Benim bir üç dilek fantezim vardır. İçlerinden biri, o ara en çok istediğim, ama değneksiz de olabilecek bir tanesidir hep, üniversiteyi kazanmak gibi, ya da zayıflamak gibi..Ve o tek dileği amaç edinirim kendime. Kendim için bir sihir yaparım. Uzun süredir üç dilek tutmadığımı farkettim, hayallerimi birer birer gerçekleştiriyorum tamam ama deli gibi, soluksuzca, yarın ölüverecekmişim gibi, telaşla, durup dinlenmeden, daha da önemlisi durup tadını çıkarmadan. Yaşlılık böyle birşey mi?
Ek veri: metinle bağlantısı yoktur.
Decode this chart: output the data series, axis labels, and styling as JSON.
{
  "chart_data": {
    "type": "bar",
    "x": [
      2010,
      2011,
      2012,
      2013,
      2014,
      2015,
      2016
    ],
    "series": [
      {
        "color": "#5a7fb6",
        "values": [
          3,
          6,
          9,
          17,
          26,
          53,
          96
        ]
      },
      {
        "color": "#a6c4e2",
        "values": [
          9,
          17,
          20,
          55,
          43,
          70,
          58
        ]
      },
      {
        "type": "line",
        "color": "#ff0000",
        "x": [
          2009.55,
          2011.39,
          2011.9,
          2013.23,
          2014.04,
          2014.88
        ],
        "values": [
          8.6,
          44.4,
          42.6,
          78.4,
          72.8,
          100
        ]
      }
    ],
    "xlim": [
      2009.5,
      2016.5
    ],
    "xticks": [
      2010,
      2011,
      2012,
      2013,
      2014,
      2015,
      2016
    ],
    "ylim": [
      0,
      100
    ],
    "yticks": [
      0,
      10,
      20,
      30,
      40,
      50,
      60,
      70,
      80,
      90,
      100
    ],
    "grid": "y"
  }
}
Peki ne oldu da, kendi kendini mutlu etmeyi bilen ve eğlenceli bir insandan, telaşlı, umursamaz ve hatta zaman zaman sinir küpü bir gıcığa dönüştüm. Bu gün otobüsle ofisime gelirken aklıma düştü nedense, artık insanları umursamıyorum dedim. Daha doğrusu, insanların hakkımda ne düşündüklerini umursamıyordum, kendimin mutluluğunu düşünmediğim, gibi başka insanların mutluluğunu da düşünmüyordum artık. Sadece iç güdüyle yapmak istediklerimi yapıyorum, içgüdüsel olarak hayallerimin peşindeyim, gitmek istediğim düğünlere gidiyorum, gönül alıcı cümleler kurmaya bile zahmet etmiyorum hayır derken insanlara, kabayım. Çabuk sinirleniyor ve hiç birinize ihtiyacım yok diyorum içimden, hatta bazen bile bile sevilmemeye çalışıyorum. Hayattan çok sille yemiş, dünyaya küsmüş yaşlı tipler vardır ya.. Pollyana nın teyzesi gibi, haaii, onun gibi olmuşum ben.
İçimdeki kelebeği gömmüşüm,miskini beslemiş onu da sefadan çatlatmışmışım, bilinçsizce yatıyordur bir yerlerde zevkten. İnternet sitelerinden alışveriş yapan, sürekli oyun oynayan, yapmak için para lazım diye istiflediğim pekçok hayalim için para kazanma ve biriktirme telaşına düşen, tam bir geberiğe dönmüşüm. Bu böyle gitmez dimi ama, birşey yapmalı, önce üç dilek tutmalı.